Anche questa notizia si presta a molteplici interpretazioni: non è specificata la tipologia di domanda che è stata posta; non si sa se trattasi di una connessione diretta fra alienazione della casa nel corso dell’anno “per pagare le spese per la salute”, come lascerebbe intendere la esposizione dei dati nel Rapporto (che da l’impressione di una forte velocizzazione e ripersa del mercato immobiliare se quasi tre milioni di italiani riesce a vendere immobili e realizzare tale operazione nel corso dell’anno!); non è chiaro se invece trattasi di sola contestualità…
Non ho inoltre capito se – dall’indagine Censis – risulti che i 2,8 milioni che sarebbero arrivati a vendere immobili (ovviamente il lettore sprovveduto immagina subito che abbiano venduto la casa dove abitano e siano quindi per strada!) siano compresi, almeno in parte, nei 7 milioni che hanno fatto ricorso a prestiti (cosa ovviamente probabile, prima di vendere la casa!).
Osservo infine che le indagini di istituzioni scientifiche, proprio per essere tali, portano qualche elemento che da idea dell’entità di “oscillazione” della stima, come ad esempio i “limiti di confidenza”, e non solo dati “puntuali” per capire, da parte del lettore, del collega, del ricercatore di altra istituzione, i margini di aleatorietà!
Sono questi i motivi per i quali, anche al di là della volontà del Censis, tali dati sono trasformati, forse non a caso ma con finalità di orientare l’opinione pubblica sui propri obiettivi, in vere e proprie fake news.
L’ultima della serie, per completare l’esemplificazione, è quella della Confcooperative sanità, che affermano sul proprio sito (notizia ripresa anche da diversi quotidiani) in base alla loro rielaborazione, appunto sui dati Censis, che “Venti milioni di italiani con problemi economici rinunciano alle cure o si indebitano” e sommano a tal fine i 12,2 milioni dello (smentito) calcolo di rinunce alle cure, pubblicato l’anno scorso, con i 7 milioni che si indebitano e i 2,8 milioni che devono vendere o impegnare il proprio immobile.

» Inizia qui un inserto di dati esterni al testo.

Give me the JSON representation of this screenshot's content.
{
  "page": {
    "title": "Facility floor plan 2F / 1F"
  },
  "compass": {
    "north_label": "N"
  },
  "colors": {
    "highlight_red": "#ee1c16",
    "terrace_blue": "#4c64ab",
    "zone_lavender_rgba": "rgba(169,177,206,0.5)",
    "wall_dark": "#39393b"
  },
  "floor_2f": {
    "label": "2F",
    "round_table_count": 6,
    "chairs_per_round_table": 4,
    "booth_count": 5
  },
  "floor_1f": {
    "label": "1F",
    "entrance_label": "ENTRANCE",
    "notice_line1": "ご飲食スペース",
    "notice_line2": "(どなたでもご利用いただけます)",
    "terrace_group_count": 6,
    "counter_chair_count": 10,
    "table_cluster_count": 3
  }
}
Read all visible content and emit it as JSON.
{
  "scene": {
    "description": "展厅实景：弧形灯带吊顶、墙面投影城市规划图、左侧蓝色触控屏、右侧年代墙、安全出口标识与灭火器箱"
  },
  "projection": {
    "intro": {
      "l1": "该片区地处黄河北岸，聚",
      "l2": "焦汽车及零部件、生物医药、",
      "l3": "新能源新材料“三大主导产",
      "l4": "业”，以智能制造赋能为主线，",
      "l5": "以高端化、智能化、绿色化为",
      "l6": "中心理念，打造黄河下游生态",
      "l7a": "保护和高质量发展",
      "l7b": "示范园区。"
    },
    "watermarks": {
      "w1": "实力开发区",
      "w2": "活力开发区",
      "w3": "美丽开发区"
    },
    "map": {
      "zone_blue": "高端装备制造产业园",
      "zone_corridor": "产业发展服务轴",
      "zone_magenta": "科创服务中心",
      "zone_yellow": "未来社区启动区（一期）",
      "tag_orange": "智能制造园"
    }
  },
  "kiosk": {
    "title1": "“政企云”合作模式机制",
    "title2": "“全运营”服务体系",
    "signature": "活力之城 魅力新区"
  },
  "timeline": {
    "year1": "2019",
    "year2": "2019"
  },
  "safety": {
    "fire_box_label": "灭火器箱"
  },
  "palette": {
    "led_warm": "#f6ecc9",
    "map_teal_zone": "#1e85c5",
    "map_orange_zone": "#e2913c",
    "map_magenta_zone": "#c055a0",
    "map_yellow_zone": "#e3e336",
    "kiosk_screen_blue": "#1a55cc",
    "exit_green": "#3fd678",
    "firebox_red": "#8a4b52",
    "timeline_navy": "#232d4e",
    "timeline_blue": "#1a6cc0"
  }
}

Come è noto da ampie indagini Istat risulta che gli italiani che si considerano malati sono circa 7 milioni e quelli con problemi più contenuti di salute 15 milioni (Indagine europea sul reddito e le condizioni di vita delle famiglie EU- SILC). Come sia possibile che, di fronte a questo quadro, 20 milioni , cioè quasi la totalità di chi ha bisogno effettivo di cure, rinunci o si indebiti?
Non credete, spettabili dirigenti del Censis, che di fronte a questo uso, intenzionalmente distorto, a cui si prestano i vostri dati, sia necessaria una riflessione, una più accurata e critica presentazione dei risultati di ricerca, un più aperto confronto, anche per non compromettere la tradizione di istituzione di ricerca sociale della vostra Fondazione?